While Oregon graduation rates are still hovering in the basement of the national ranking, its students have made noticeable improvements on their SAT exams, according to the College Board which administers the college entrance test.

During the 2016-17 school year, young Oregonians who took the SAT outperformed their fellow students nationwide.

Participation from Oregon students in Advanced Placement (AP) tests also saw an increase, reports the College Board.

On average, Oregon public school students scored 555 – on a range from 200 to 800 – on the Evidence-Based Reading and Writing portion compared to the national average of 527. In Math, too, Oregon students fared well, scoring on average 543, several notches over the national average of 517.
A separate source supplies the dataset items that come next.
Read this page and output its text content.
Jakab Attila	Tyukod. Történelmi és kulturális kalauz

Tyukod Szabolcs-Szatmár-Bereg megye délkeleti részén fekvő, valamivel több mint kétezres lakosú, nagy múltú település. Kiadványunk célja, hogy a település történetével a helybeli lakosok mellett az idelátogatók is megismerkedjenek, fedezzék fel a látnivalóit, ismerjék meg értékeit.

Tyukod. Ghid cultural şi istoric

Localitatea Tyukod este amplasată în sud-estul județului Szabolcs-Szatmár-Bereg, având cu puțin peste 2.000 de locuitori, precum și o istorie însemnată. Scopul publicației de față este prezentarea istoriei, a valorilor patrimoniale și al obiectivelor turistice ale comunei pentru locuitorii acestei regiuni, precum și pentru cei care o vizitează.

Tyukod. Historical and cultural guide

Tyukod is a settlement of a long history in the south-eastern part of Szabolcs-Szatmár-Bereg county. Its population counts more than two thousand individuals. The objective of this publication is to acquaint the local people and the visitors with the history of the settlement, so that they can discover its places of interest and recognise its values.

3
In the Portland Public Schools district, 872 students took the SAT, with an average total score of 1159, breaking down as 589 on Reading and Writing and 570 on Math.
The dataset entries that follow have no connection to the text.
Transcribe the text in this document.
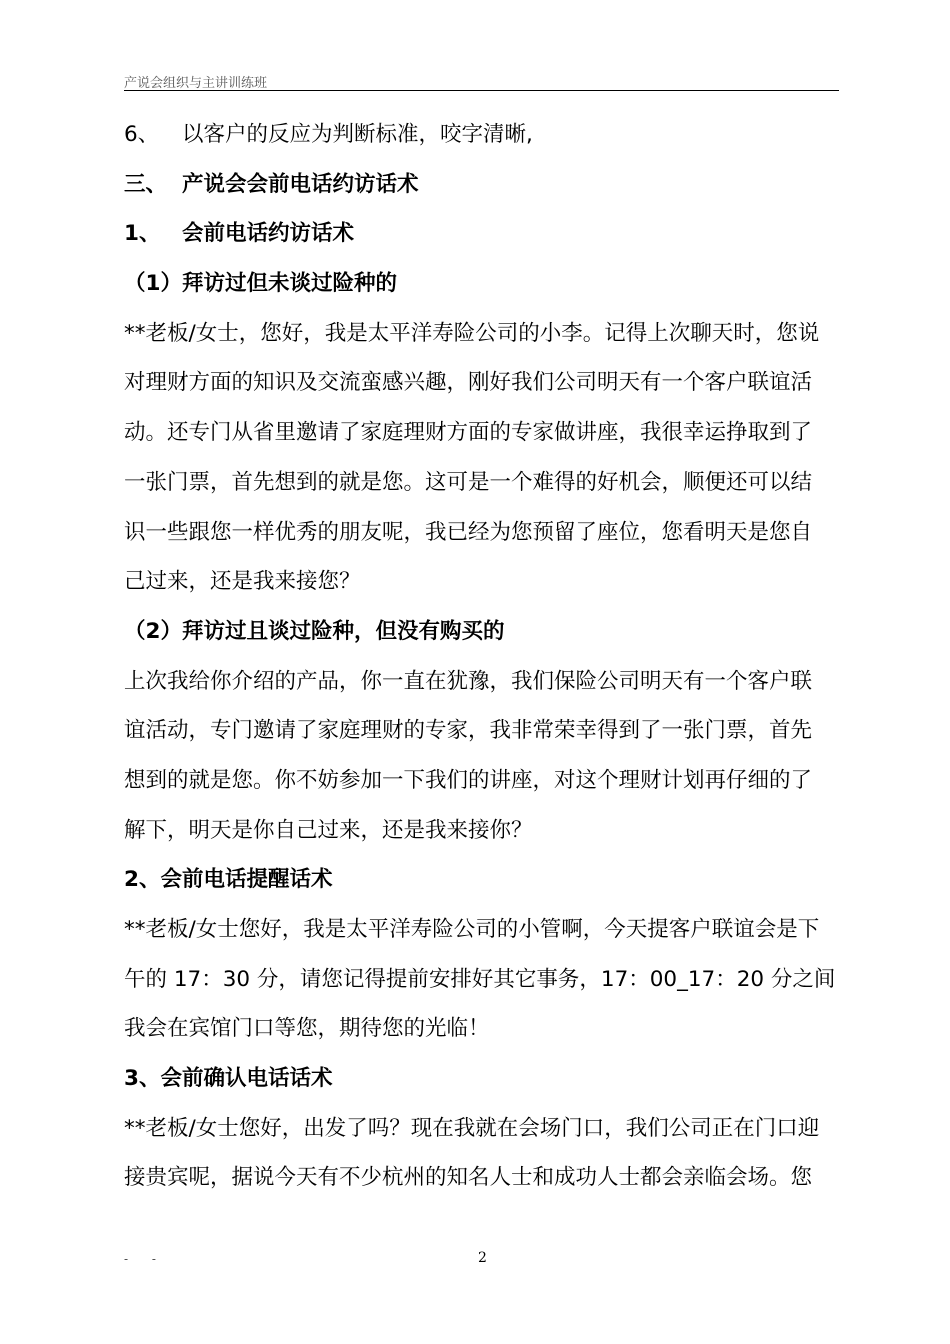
产说会组织与主讲训练班
6、 以客户的反应为判断标准，咬字清晰,
三、 产说会会前电话约访话术
1、 会前电话约访话术
（1）拜访过但未谈过险种的
**老板/女士，您好，我是太平洋寿险公司的小李。记得上次聊天时，您说
对理财方面的知识及交流蛮感兴趣，刚好我们公司明天有一个客户联谊活
动。还专门从省里邀请了家庭理财方面的专家做讲座，我很幸运挣取到了
一张门票，首先想到的就是您。这可是一个难得的好机会，顺便还可以结
识一些跟您一样优秀的朋友呢，我已经为您预留了座位，您看明天是您自
己过来，还是我来接您？
（2）拜访过且谈过险种，但没有购买的
上次我给你介绍的产品，你一直在犹豫，我们保险公司明天有一个客户联
谊活动，专门邀请了家庭理财的专家，我非常荣幸得到了一张门票，首先
想到的就是您。你不妨参加一下我们的讲座，对这个理财计划再仔细的了
解下，明天是你自己过来，还是我来接你？
2、会前电话提醒话术
**老板/女士您好，我是太平洋寿险公司的小管啊，今天提客户联谊会是下
午的 17：30 分，请您记得提前安排好其它事务，17：00_17：20 分之间
我会在宾馆门口等您，期待您的光临！
3、会前确认电话话术
**老板/女士您好，出发了吗？现在我就在会场门口，我们公司正在门口迎
接贵宾呢，据说今天有不少杭州的知名人士和成功人士都会亲临会场。您
- -	2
Participation in the test was up this year across all groups, compared with the number of registered test-takers from the 2015-16 school year.
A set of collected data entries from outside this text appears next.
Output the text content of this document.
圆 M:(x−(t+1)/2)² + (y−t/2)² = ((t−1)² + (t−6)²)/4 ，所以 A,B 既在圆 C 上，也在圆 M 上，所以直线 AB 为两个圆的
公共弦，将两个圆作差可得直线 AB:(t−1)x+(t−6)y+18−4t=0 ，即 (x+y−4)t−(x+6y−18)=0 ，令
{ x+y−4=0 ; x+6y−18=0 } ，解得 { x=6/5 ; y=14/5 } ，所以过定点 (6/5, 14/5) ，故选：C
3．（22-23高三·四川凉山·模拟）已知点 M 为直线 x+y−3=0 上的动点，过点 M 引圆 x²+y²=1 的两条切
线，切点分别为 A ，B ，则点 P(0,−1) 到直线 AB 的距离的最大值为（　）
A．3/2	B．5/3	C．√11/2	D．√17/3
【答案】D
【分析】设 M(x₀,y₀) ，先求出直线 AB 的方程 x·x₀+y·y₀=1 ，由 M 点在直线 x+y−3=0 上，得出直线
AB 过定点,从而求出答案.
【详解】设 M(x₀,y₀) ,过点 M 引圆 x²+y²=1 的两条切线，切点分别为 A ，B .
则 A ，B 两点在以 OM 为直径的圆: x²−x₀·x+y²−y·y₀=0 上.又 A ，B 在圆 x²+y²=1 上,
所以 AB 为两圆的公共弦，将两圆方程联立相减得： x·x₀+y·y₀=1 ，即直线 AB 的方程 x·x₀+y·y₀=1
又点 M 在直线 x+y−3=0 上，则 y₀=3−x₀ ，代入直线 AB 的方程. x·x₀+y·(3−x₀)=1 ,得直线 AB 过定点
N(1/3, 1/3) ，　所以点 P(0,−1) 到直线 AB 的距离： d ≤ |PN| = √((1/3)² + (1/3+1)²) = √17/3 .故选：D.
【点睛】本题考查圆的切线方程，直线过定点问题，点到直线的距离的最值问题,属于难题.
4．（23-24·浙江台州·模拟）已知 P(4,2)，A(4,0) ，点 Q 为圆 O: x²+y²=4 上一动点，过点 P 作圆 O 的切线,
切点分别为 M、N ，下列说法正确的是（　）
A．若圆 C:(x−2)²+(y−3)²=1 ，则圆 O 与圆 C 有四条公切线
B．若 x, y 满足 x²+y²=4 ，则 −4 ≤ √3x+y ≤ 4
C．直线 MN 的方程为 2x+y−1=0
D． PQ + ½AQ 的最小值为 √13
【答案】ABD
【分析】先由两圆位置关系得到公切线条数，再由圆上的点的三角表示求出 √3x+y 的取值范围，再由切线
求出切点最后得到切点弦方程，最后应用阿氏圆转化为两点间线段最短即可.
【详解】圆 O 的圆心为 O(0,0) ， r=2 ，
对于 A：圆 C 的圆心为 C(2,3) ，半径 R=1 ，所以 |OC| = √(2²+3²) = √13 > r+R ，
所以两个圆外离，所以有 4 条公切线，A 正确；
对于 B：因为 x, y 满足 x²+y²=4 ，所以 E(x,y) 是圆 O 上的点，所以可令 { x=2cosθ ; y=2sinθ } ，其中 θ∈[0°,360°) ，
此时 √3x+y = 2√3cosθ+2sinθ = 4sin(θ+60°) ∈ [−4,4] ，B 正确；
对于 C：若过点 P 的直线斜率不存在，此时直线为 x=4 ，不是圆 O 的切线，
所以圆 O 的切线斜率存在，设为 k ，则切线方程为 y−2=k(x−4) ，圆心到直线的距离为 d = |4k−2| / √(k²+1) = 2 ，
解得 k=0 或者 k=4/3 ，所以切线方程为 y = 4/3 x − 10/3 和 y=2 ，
Last year, 151 African American public school students took the SAT. This year, the number close to doubled, with 279 African American students having completed the SAT.

Even so, with 1,316 African-American 12th graders in Oregon, that means only 21 percent of them took the test; while Black students only represent two percent of all test takers.

Moreover, of the entire student population of Oregon, only 2.4 percent are Black/African American, according to 2016-17 data from the Oregon Department of Education.

Also in the 2016-17 school year, 247 African American students in Oregon took an AP exam, 30 more students than last year. Their scores improved too, which are graded on a scale of one to five. In 2015-16, 72 Black students scored above three, compared 89 that scored above three this school year.

“While it is always good to see Oregon students performing well, I am most encouraged by the increased participation among student groups that have been historically underrepresented,” Deputy Superintendent Salam Noor said in a statement.

The improved performance, cited Noor, can likely be attributed to a number of statewide plans and programs aimed at closing the opportunity and achievement gaps for underserved student populations, as well as addressing culturally responsive practices.

They include implementing new ethnic studies programs, the English Learner Outcome Improvement Plan, and the African American Student Success State Plan. Passed in 2015 as HB 2016, the plan works to improve academic disparities experienced by Black students in Oregon, from early childhood through post-secondary education.